To summarize this results part, we first used the VAE and SGAN models off the shelf and then implemented our own solution combining SGAN without discriminator and with the contrastive learning introduced in milestone 2. In our approach we have decided to consider predictions with 3 modes, which tends to be a good trade-off between computational cost and taking the advantage of multimodal scenarios. In comparison with the D-LSTM model implementing contrastive learning from milestone 2, SGAN models clearly tend to increase the COL-I and reduce the FDE. To tackle this problem we used contrastive learning, since it was shown in Social NCE: Contrastive Learning of Socially-aware Motion Representations that it helps to provide better results in terms of collision rate without significantly worsening the FDE. Combining both techniques allowed us to stabilize both metrics, ultimately providing one of the highest scores in AICrowd competition.

3) Conclusion

The field of autonomous vehicles encompasses various pillars among which “perceiving”, “predicting” and “planning”. Most research has so far focused on “perceiving”. In fact, the “predicting” part (i.e. forecasting) is just as important and crucial for the next step which consists in planning a trajectory. In this project, we have discovered and implemented various methods to tackle the challenges related to pedestrian trajectory forecasting. Those challenges are following:

  • Sequence Modelling: Effectively encoding the past trajectories to predict the future trajectories.
  • Presence of Social Interactions: The future trajectory of a pedestrian is also affected by motion of surrounding pedestrians.
  • Multimodality: Given the past history, multiple futures are plausible.

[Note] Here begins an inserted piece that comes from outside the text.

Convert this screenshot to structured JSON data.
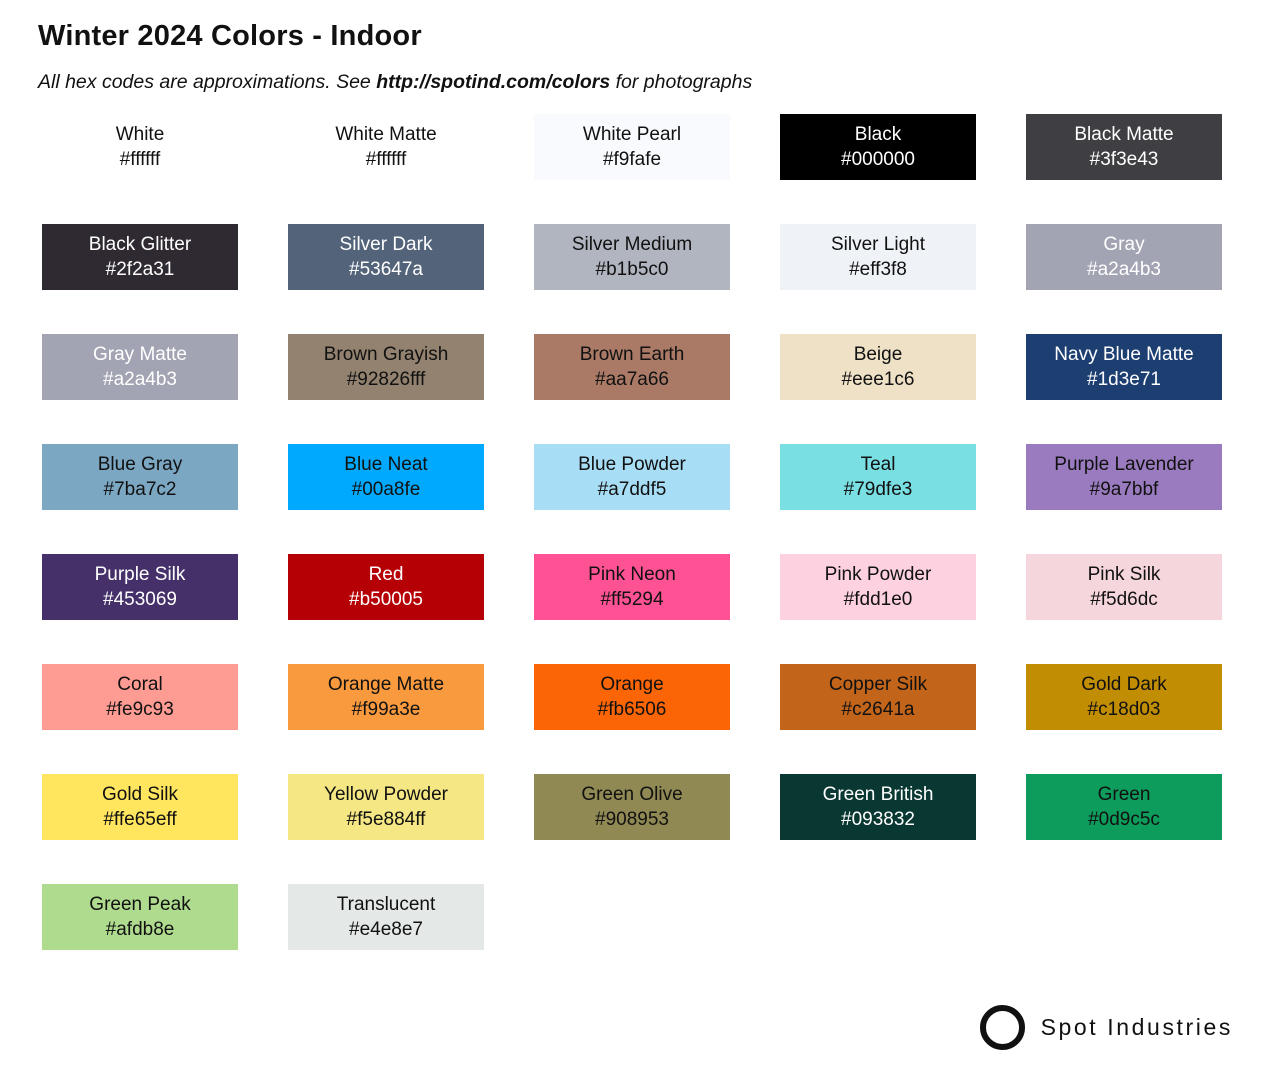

Thanks to the provided TrajNet++ framework, we began this journey with a simple Vanilla model and ended up with an advanced Social GAN without discriminator able to output multimodal futures and whose loss combines advantages from variety loss and NCE loss. We observed that, combined with a multimodal baseline such as Social GAN, the contrastive learning method is able to promote the social awareness of neural motion models for various possible futures. We hope that the idea of putting these two techniques together can contribute in some way to the development of socially-aware AI.